SIOUX FALLS, SD -
It took a hit more than two years ago but is South Dakota's video lottery making a come back? State economists are expecting an increase in video lottery revenue in the next year.
"It's our second largest source to the state general fund," Jim Terwilliger with the South Dakota Bureau of Finance and Management said.
But that income hasn't been the jackpot for the state that it once was. More than five years ago, video lottery hit a peak of $110 million, but in 2011 it dropped off.
"I think the smoking ban definitely hurt us; there's no question about it,” Don Rose owner of Shenanigans Pub said. “The smoking ban hurt us and the Grand Falls Casino. You can still smoke over there. Some people, the true gamblers, are going across the road 15 miles away; they're going over there.”
Rose has had video lottery machines in his bar since the day the state allowed the games. He says the one-two punch of the smoking ban and the opening of the Grand Falls Casino in Iowa led to a 25 percent decrease in his video lottery revenues.
"Everybody said they are still down; they haven't come back," Rose said.
In the years following the smoking ban, video lottery dropped about 20 percent statewide from its peak.
Since then, the state has taken steps to try to attract players back to the games. New line games, which are similar to regular slot machines, have been introduced in the state. At a recent budget briefing, state economists say they expect the first increase in video lottery revenues since the smoking ban.

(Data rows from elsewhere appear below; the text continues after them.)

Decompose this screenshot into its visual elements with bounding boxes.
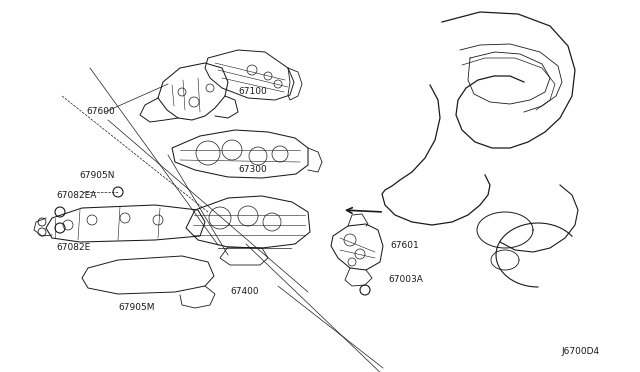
Text: 67003A: 67003A xyxy=(388,276,423,285)
Text: 67905M: 67905M xyxy=(118,304,154,312)
Text: J6700D4: J6700D4 xyxy=(562,347,600,356)
Text: 67400: 67400 xyxy=(230,288,259,296)
Text: 67082EA: 67082EA xyxy=(56,192,97,201)
Text: 67100: 67100 xyxy=(238,87,267,96)
Text: 67601: 67601 xyxy=(390,241,419,250)
Text: 67082E: 67082E xyxy=(56,244,90,253)
Text: 67300: 67300 xyxy=(238,166,267,174)
Text: 67905N: 67905N xyxy=(79,170,115,180)
Text: 67600: 67600 xyxy=(86,108,115,116)
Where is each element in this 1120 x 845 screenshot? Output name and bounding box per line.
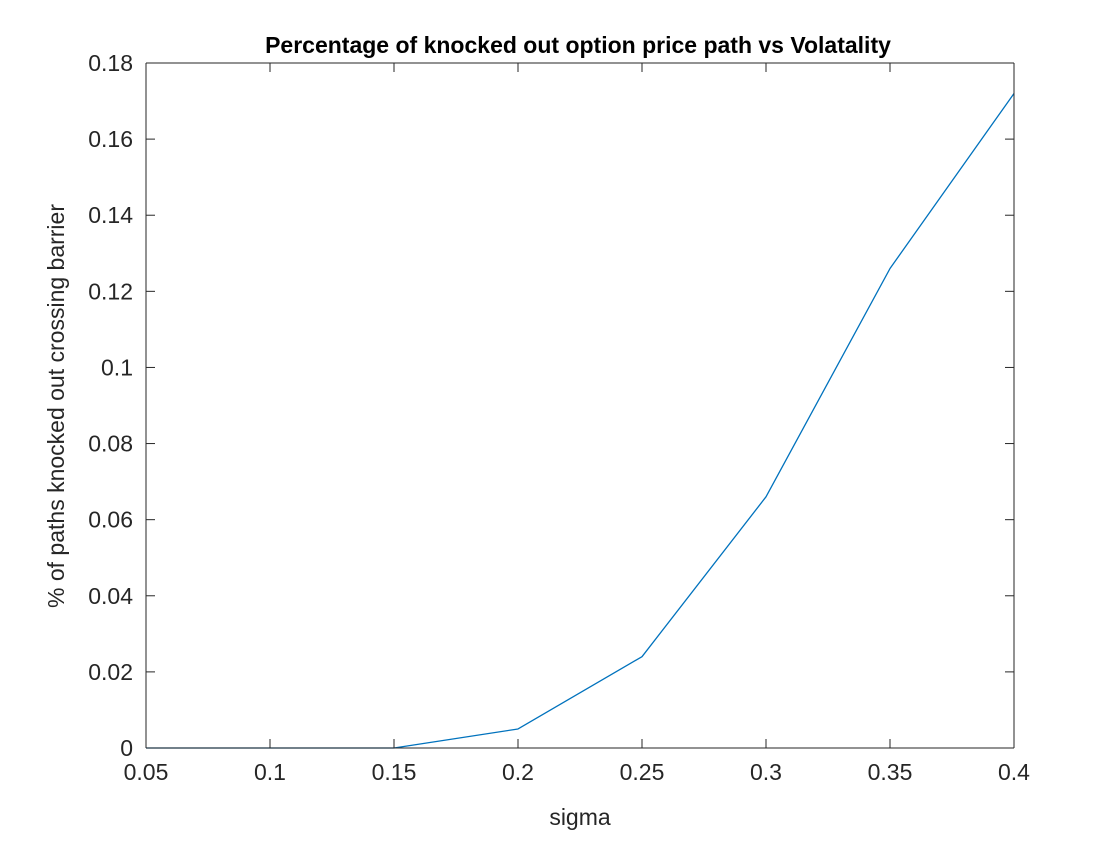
x-tick-label: 0.15 [372,759,417,785]
y-axis-label: % of paths knocked out crossing barrier [43,204,69,608]
y-tick-label: 0.18 [88,50,133,76]
y-tick-label: 0.1 [101,354,133,380]
plot-area [146,63,1014,748]
x-tick-label: 0.1 [254,759,286,785]
y-tick-label: 0 [120,735,133,761]
y-tick-label: 0.02 [88,659,133,685]
y-tick-label: 0.16 [88,126,133,152]
y-tick-label: 0.12 [88,278,133,304]
x-tick-label: 0.2 [502,759,534,785]
axes-layer [145,62,1015,749]
y-tick-label: 0.06 [88,507,133,533]
x-tick-label: 0.05 [124,759,169,785]
x-axis-label: sigma [549,804,611,830]
x-tick-label: 0.4 [998,759,1030,785]
y-tick-label: 0.14 [88,202,133,228]
y-tick-label: 0.04 [88,583,133,609]
chart-title: Percentage of knocked out option price p… [265,32,891,58]
x-tick-label: 0.3 [750,759,782,785]
y-tick-label: 0.08 [88,431,133,457]
x-tick-label: 0.25 [620,759,665,785]
tick-layer: 0.05 0.1 0.15 0.2 0.25 0.3 0.35 0.4 0 0.02 0.04 0.0… [88,50,1030,785]
x-tick-label: 0.35 [868,759,913,785]
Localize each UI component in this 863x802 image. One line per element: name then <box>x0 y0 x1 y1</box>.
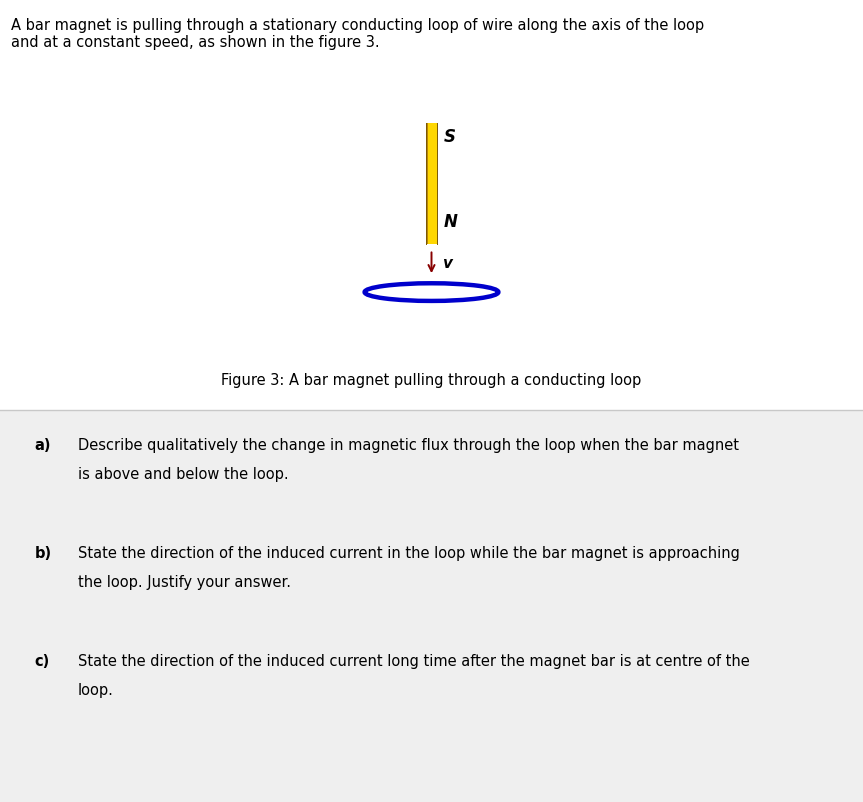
Bar <box>425 124 428 245</box>
Text: the loop. Justify your answer.: the loop. Justify your answer. <box>78 574 291 589</box>
Text: A bar magnet is pulling through a stationary conducting loop of wire along the a: A bar magnet is pulling through a statio… <box>11 18 704 33</box>
Text: State the direction of the induced current long time after the magnet bar is at : State the direction of the induced curre… <box>78 654 749 669</box>
Text: loop.: loop. <box>78 683 114 698</box>
Text: Figure 3: A bar magnet pulling through a conducting loop: Figure 3: A bar magnet pulling through a… <box>222 373 641 388</box>
Text: v: v <box>442 256 452 271</box>
Text: S: S <box>444 128 456 146</box>
Bar <box>425 124 437 245</box>
Bar <box>0 0 863 411</box>
Text: is above and below the loop.: is above and below the loop. <box>78 466 288 481</box>
Text: b): b) <box>35 545 52 561</box>
Text: c): c) <box>35 654 50 669</box>
Text: Describe qualitatively the change in magnetic flux through the loop when the bar: Describe qualitatively the change in mag… <box>78 437 739 452</box>
Text: and at a constant speed, as shown in the figure 3.: and at a constant speed, as shown in the… <box>11 34 380 50</box>
Bar <box>0 411 863 802</box>
Text: State the direction of the induced current in the loop while the bar magnet is a: State the direction of the induced curre… <box>78 545 740 561</box>
Text: N: N <box>444 213 458 231</box>
Text: a): a) <box>35 437 51 452</box>
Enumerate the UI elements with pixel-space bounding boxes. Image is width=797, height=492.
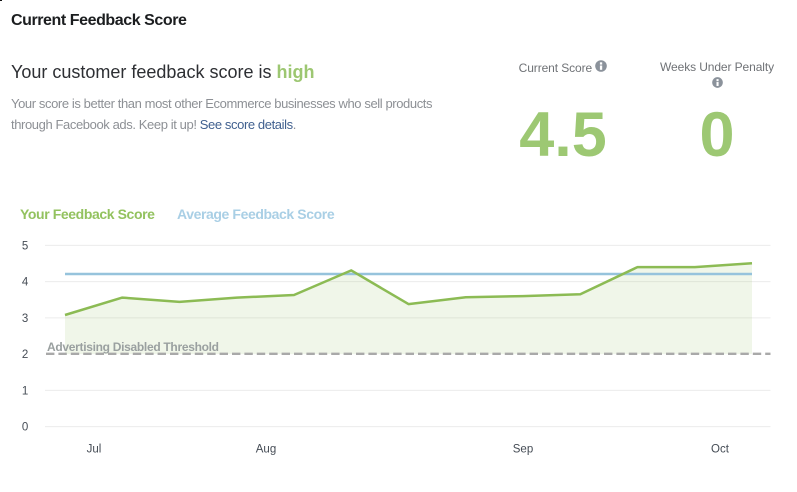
svg-text:0: 0 xyxy=(22,422,28,434)
svg-text:Jul: Jul xyxy=(87,444,102,456)
svg-text:1: 1 xyxy=(22,385,28,397)
svg-text:2: 2 xyxy=(22,349,28,361)
svg-text:4: 4 xyxy=(22,277,29,289)
svg-text:Aug: Aug xyxy=(256,444,276,456)
svg-text:Sep: Sep xyxy=(513,444,533,456)
svg-text:5: 5 xyxy=(22,240,28,252)
svg-text:3: 3 xyxy=(22,313,28,325)
svg-text:Oct: Oct xyxy=(711,444,730,456)
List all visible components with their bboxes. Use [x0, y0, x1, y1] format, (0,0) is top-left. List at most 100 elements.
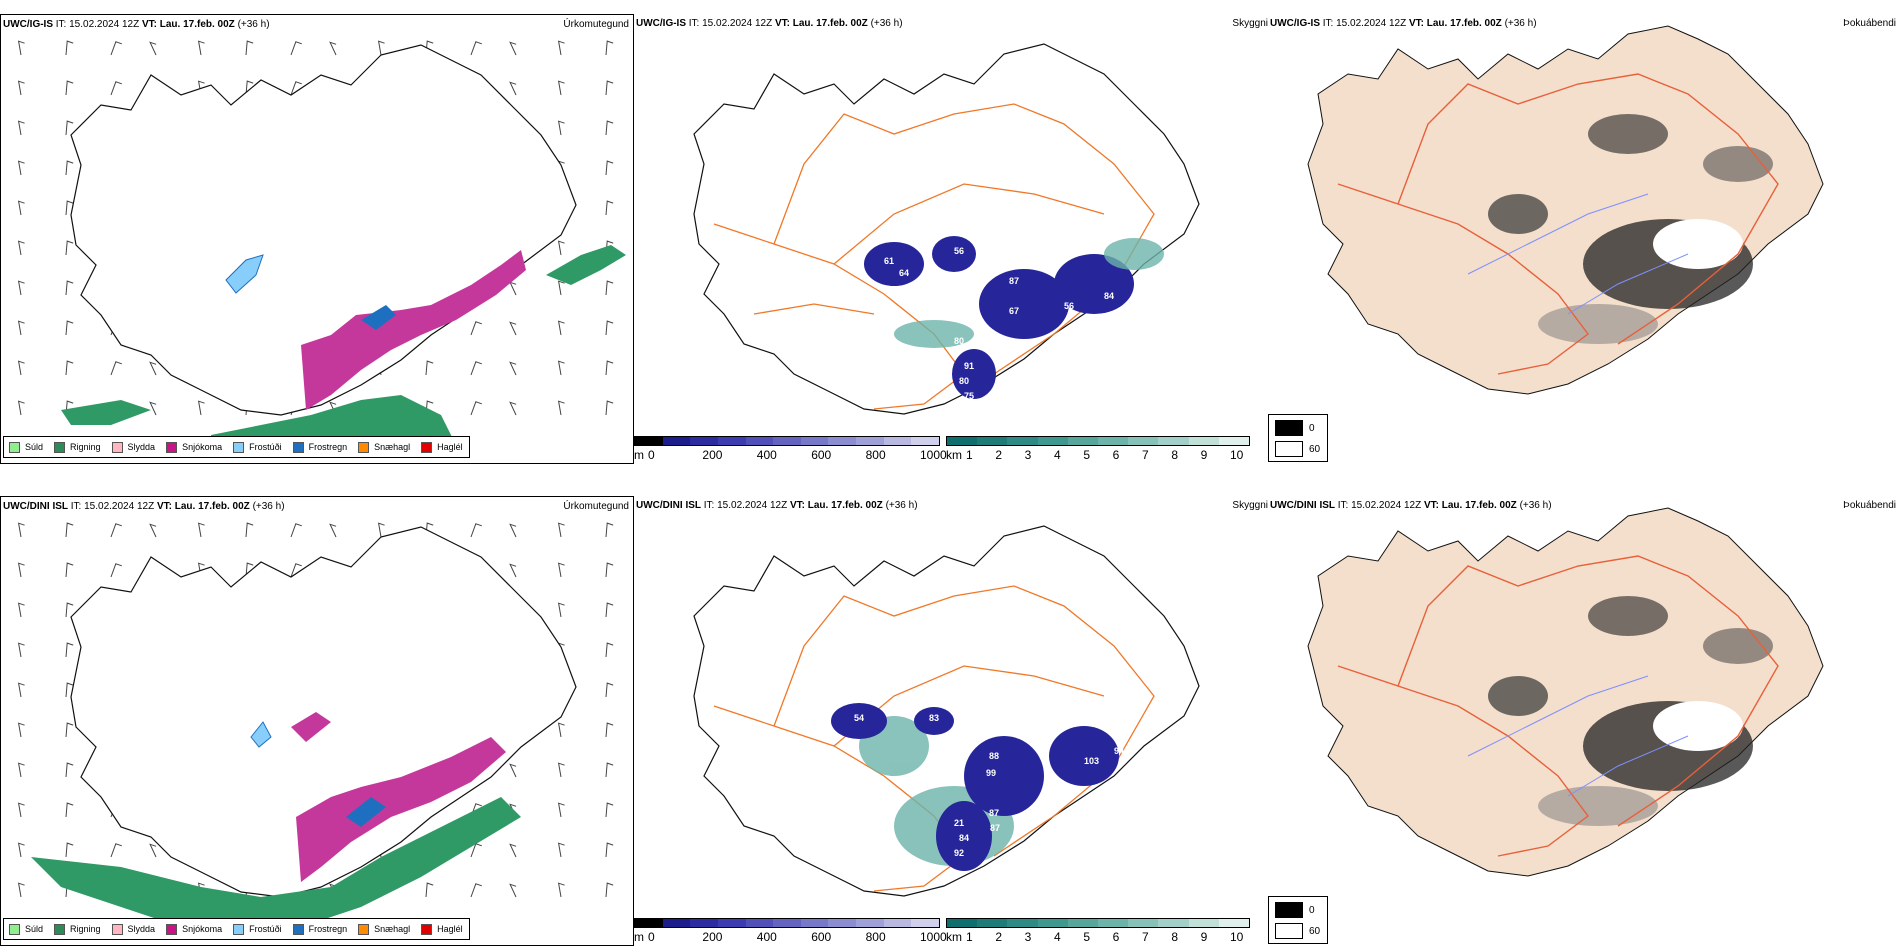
wind-barb — [329, 41, 337, 56]
fog-legend: 0 60 — [1268, 414, 1328, 462]
visibility-colorbar-m: m 0 200 400 600 800 1000 — [634, 436, 947, 464]
legend-label: Haglél — [437, 924, 463, 934]
wind-barb — [110, 843, 122, 858]
legend-swatch — [233, 441, 245, 453]
visibility-km — [894, 238, 1164, 348]
visibility-value: 67 — [879, 868, 889, 878]
model-name: UWC/DINI ISL — [636, 500, 701, 511]
model-name: UWC/IG-IS — [3, 19, 53, 30]
wind-barb — [17, 40, 25, 56]
vt-label: VT: — [789, 500, 805, 511]
colorbar-segment — [1128, 919, 1159, 927]
colorbar-segment — [773, 437, 801, 445]
legend-item-2: Slydda — [111, 441, 155, 453]
visibility-low-m — [864, 236, 1134, 399]
visibility-value: 54 — [854, 713, 864, 723]
wind-barb — [470, 321, 482, 336]
visibility-value: 84 — [1104, 291, 1114, 301]
fog-panel-dini: UWC/DINI ISL IT: 15.02.2024 12Z VT: Lau.… — [1268, 496, 1900, 944]
colorbar-tick: 1000 — [920, 930, 947, 944]
visibility-value: 75 — [964, 391, 974, 401]
it-label: IT: — [703, 500, 715, 511]
wind-barb — [329, 523, 337, 538]
wind-barb — [509, 401, 517, 416]
visibility-value: 56 — [1064, 301, 1074, 311]
colorbar-tick: 6 — [1112, 930, 1120, 944]
wind-barb — [290, 81, 302, 96]
roads — [1337, 73, 1779, 375]
legend-item-4: Frostúði — [233, 441, 282, 453]
roads — [1337, 555, 1779, 857]
wind-barb — [605, 160, 614, 176]
visibility-panel-ig: 61 56 64 322 87 67 56 84 80 91 80 75 132 UWC/IG-IS I… — [634, 14, 1268, 464]
colorbar-segment — [745, 919, 774, 927]
colorbar-segment — [883, 919, 912, 927]
colorbar-tick: 8 — [1171, 448, 1179, 462]
colorbar-segment — [1037, 437, 1068, 445]
wind-barb — [65, 842, 74, 858]
legend-swatch — [421, 441, 433, 453]
visibility-value: 83 — [929, 713, 939, 723]
wind-barb — [149, 523, 157, 538]
wind-barb — [605, 602, 614, 618]
wind-barb — [557, 80, 565, 96]
legend-item-0: Súld — [9, 923, 43, 935]
legend-item-7: Haglél — [421, 441, 463, 453]
colorbar-segment — [947, 437, 978, 445]
legend-label: Snæhagl — [374, 442, 411, 452]
visibility-value: 322 — [919, 296, 934, 306]
precip-legend: Súld Rigning Slydda Snjókoma Frostúði Frostre… — [3, 918, 470, 940]
wind-barb — [110, 361, 122, 376]
wind-barb — [17, 802, 25, 818]
colorbar-segment — [911, 437, 940, 445]
colorbar-segment — [1098, 437, 1129, 445]
wind-barb — [557, 882, 565, 898]
colorbar-tick: 3 — [1024, 930, 1032, 944]
colorbar-segment — [717, 437, 746, 445]
visibility-value: 87 — [990, 823, 1000, 833]
panel-header: UWC/DINI ISL IT: 15.02.2024 12Z VT: Lau.… — [3, 501, 285, 512]
panel-title-precip: Úrkomutegund — [563, 19, 629, 30]
colorbar-tick: 1 — [966, 448, 973, 462]
visibility-value: 91 — [964, 361, 974, 371]
colorbar-tick: 10 — [1230, 448, 1244, 462]
colorbar-segment — [635, 437, 663, 445]
wind-barb — [110, 41, 122, 56]
panel-header: UWC/IG-IS IT: 15.02.2024 12Z VT: Lau. 17… — [3, 19, 270, 30]
vt-label: VT: — [1423, 500, 1439, 511]
legend-item-6: Snæhagl — [358, 923, 410, 935]
legend-label: Frostregn — [308, 442, 348, 452]
wind-barb — [17, 160, 25, 176]
lead-time: (+36 h) — [237, 19, 270, 30]
colorbar-segment — [856, 919, 884, 927]
wind-barb — [17, 602, 25, 618]
colorbar-tick: 10 — [1230, 930, 1244, 944]
colorbar-segment — [828, 437, 857, 445]
wind-barb — [605, 802, 614, 818]
panel-header: UWC/IG-IS IT: 15.02.2024 12Z VT: Lau. 17… — [1270, 18, 1537, 29]
colorbar-segment — [947, 919, 978, 927]
wind-barb — [149, 401, 157, 416]
fog-label-low: 60 — [1309, 443, 1321, 455]
legend-item-4: Frostúði — [233, 923, 282, 935]
wind-barb — [470, 883, 482, 898]
wind-barb — [65, 682, 74, 698]
visibility-colorbar-m: m 0 200 400 600 800 1000 — [634, 918, 947, 946]
wind-barb — [149, 41, 157, 56]
model-name: UWC/DINI ISL — [3, 501, 68, 512]
wind-barb — [509, 81, 517, 96]
colorbar-segment — [1218, 919, 1250, 927]
vt-label: VT: — [141, 19, 157, 30]
it-label: IT: — [1322, 18, 1334, 29]
wind-barb — [17, 522, 25, 538]
wind-barb — [470, 523, 482, 538]
colorbar-tick: 0 — [648, 448, 655, 462]
wind-barb — [425, 360, 434, 376]
fog-swatch-high — [1275, 420, 1303, 436]
wind-barb — [17, 240, 25, 256]
wind-barb — [470, 401, 482, 416]
colorbar-segment — [662, 919, 691, 927]
vt-value: Lau. 17.feb. 00Z — [1441, 500, 1517, 511]
wind-barb — [110, 81, 122, 96]
wind-barb — [605, 562, 614, 578]
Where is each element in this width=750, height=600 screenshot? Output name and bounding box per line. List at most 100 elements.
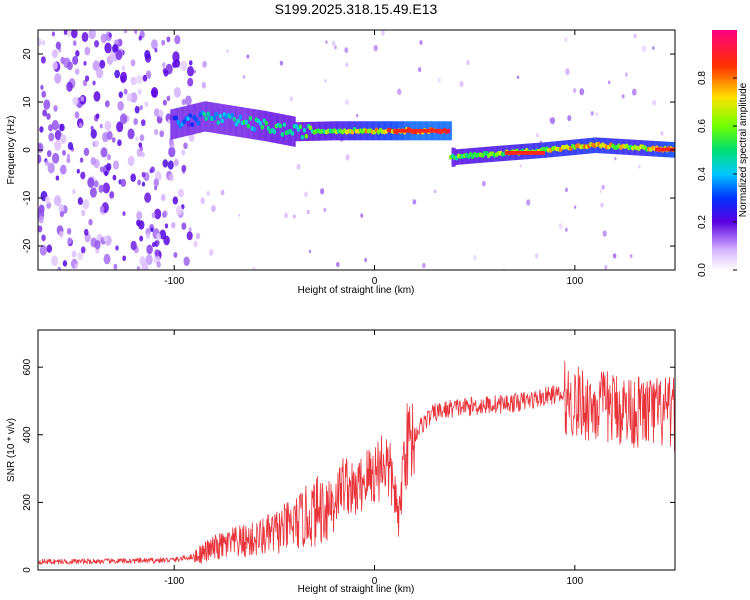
x-tick-label: 100 [566,576,583,587]
spectrogram-noise-cell [344,99,349,106]
spectrogram-noise-cell [130,92,138,103]
spectrogram-ridge-halo [200,102,203,133]
spectrogram-ridge-cell [232,116,237,122]
spectrogram-noise-cell [99,123,103,129]
spectrogram-noise-cell [156,232,161,241]
spectrogram-noise-cell [624,72,628,77]
spectrogram-noise-cell [103,253,111,265]
spectrogram-noise-cell [567,114,572,122]
spectrogram-noise-cell [604,264,608,270]
spectrogram-noise-cell [106,153,112,161]
spectrogram-noise-cell [226,49,229,54]
spectrogram-noise-cell [106,162,112,171]
snr-ylabel: SNR (10 * v/v) [6,418,17,482]
spectrogram-noise-cell [344,47,349,54]
spectrogram-noise-cell [58,203,65,213]
spectrogram-ridge-halo [191,104,194,135]
spectrogram-noise-cell [79,157,84,163]
spectrogram-noise-cell [112,160,120,170]
spectrogram-noise-cell [136,211,143,220]
spectrogram-noise-cell [67,237,72,245]
spectrogram-noise-cell [66,227,72,235]
spectrogram-noise-cell [117,100,124,111]
spectrogram-noise-cell [171,221,176,229]
spectrogram-noise-cell [187,66,195,77]
spectrogram-ridge-halo [207,101,210,133]
spectrogram-noise-cell [526,199,531,206]
spectrogram-noise-cell [42,109,48,117]
snr-y-ticks: 0 200 400 600 [22,358,675,573]
spectrogram-noise-cell [397,88,402,95]
spectrogram-noise-cell [211,204,216,213]
spectrogram-noise-cell [172,196,179,205]
spectrogram-noise-cell [185,95,192,106]
spectrogram-noise-cell [55,175,60,181]
spectrogram-noise-cell [631,88,637,96]
spectrogram-noise-cell [104,100,110,108]
spectrogram-noise-cell [156,173,162,181]
spectrogram-noise-cell [38,37,42,47]
spectrogram-ridge-cell [290,131,295,136]
spectrogram-ridge-halo [256,109,259,140]
spectrogram-noise-cell [48,124,53,132]
spectrogram-ridge-halo [254,109,257,140]
y-tick-label: 0 [22,567,33,573]
spectrogram-noise-cell [122,211,126,216]
spectrogram-noise-cell [153,108,160,117]
spectrogram-ridge-cell [176,119,181,125]
spectrogram-noise-cell [134,105,140,114]
spectrogram-noise-cell [186,231,193,241]
spectrogram-noise-cell [130,240,137,251]
spectrogram-noise-cell [162,159,169,168]
spectrogram-ridge-halo [199,102,201,133]
spectrogram-ridge-cell [174,115,179,121]
spectrogram-ridge-halo [296,122,299,142]
spectrogram-ridge-halo [284,114,287,145]
spectrogram-noise-cell [154,185,158,191]
spectrogram-noise-cell [607,80,611,85]
spectrogram-ridge-halo [235,106,237,137]
spectrogram-ridge-halo [280,114,283,145]
spectrogram-noise-cell [38,225,43,233]
spectrogram-noise-cell [122,115,126,122]
spectrogram-noise-cell [180,60,188,71]
colorbar-gradient [712,30,737,270]
spectrogram-noise-cell [126,93,133,102]
spectrogram-ridge-cell [190,122,195,128]
spectrogram-noise-cell [144,49,151,60]
spectrogram-noise-cell [168,173,174,182]
spectrogram-noise-cell [141,151,145,158]
spectrogram-ridge-halo [295,122,298,142]
spectrogram-noise-cell [324,79,327,83]
spectrogram-noise-cell [102,182,110,194]
spectrogram-ridge-cell [236,118,241,124]
spectrogram-noise-cell [536,133,539,138]
spectrogram-noise-cell [71,250,77,258]
y-tick-label: -20 [22,238,33,253]
x-tick-label: -100 [164,576,184,587]
spectrogram-noise-cell [40,84,44,90]
spectrogram-ridge-core [394,128,449,133]
spectrogram-noise-cell [117,139,122,147]
spectrogram-noise-cell [67,141,74,150]
spectrogram-noise-cell [98,184,104,193]
spectrogram-noise-cell [602,230,607,237]
spectrogram-noise-cell [133,118,139,126]
spectrogram-ridge-cell [260,124,265,130]
spectrogram-noise-cell [82,79,88,87]
spectrogram-ylabel: Frequency (Hz) [6,116,17,185]
spectrogram-ridge-halo [272,112,275,143]
spectrogram-ridge-cell [238,114,243,120]
spectrogram-noise-cell [660,131,664,136]
colorbar-tick-label: 0.6 [697,119,708,133]
spectrogram-noise-cell [51,255,59,267]
spectrogram-ridge-halo [269,111,272,143]
spectrogram-noise-cell [94,40,100,48]
spectrogram-noise-cell [88,218,93,226]
spectrogram-noise-cell [516,75,520,80]
spectrogram-ridge-halo [306,121,308,141]
spectrogram-noise-cell [161,62,166,68]
spectrogram-noise-cell [72,55,79,65]
spectrogram-ridge-halo [300,122,302,142]
spectrogram-noise-cell [144,101,149,108]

"The big one being the 49.5 percent of video lottery net machine income, which I am projecting a five percent growth in '13 and '14," Terwilliger said.
"Predictions are predictions. They're hoping that they get five percent increase. I'm telling you right now, we're down here. We have been down since the smoking ban went into plan and we haven't bounced back," Rose said.
Just in the past few weeks, the South Dakota legislature has made even more attempts to boost the bottom line. Lawmakers have passed, and the governor has signed, a bill allowing pennies to be played in video lottery machines and $1,000 prizes to be paid out. As far as if it will help...
"It won't hurt,” Rose said. “I don't know how much it's going to help, but again, it might stabilize the players we've lost over the course of the smoking ban. It might bring some of them back but whether or not that's going to be a big increase, I don't know."
The state concedes that while it's projecting an increase, video lottery isn't what it used to be.
"We peaked at about $110 million in video lottery and even in fiscal year '14 with some growth, we're still almost $15 million off our peak," Terwilliger said.
Rose says the attempts to help out the video lottery industry and the state budget haven't been enough to make up for the losses.
"It certainly isn't coming back to the days you want it to be at when it was pretty good for the State of South Dakota," Rose said.
And that's why casino owners aren't calling the projected revenues a comeback by any means.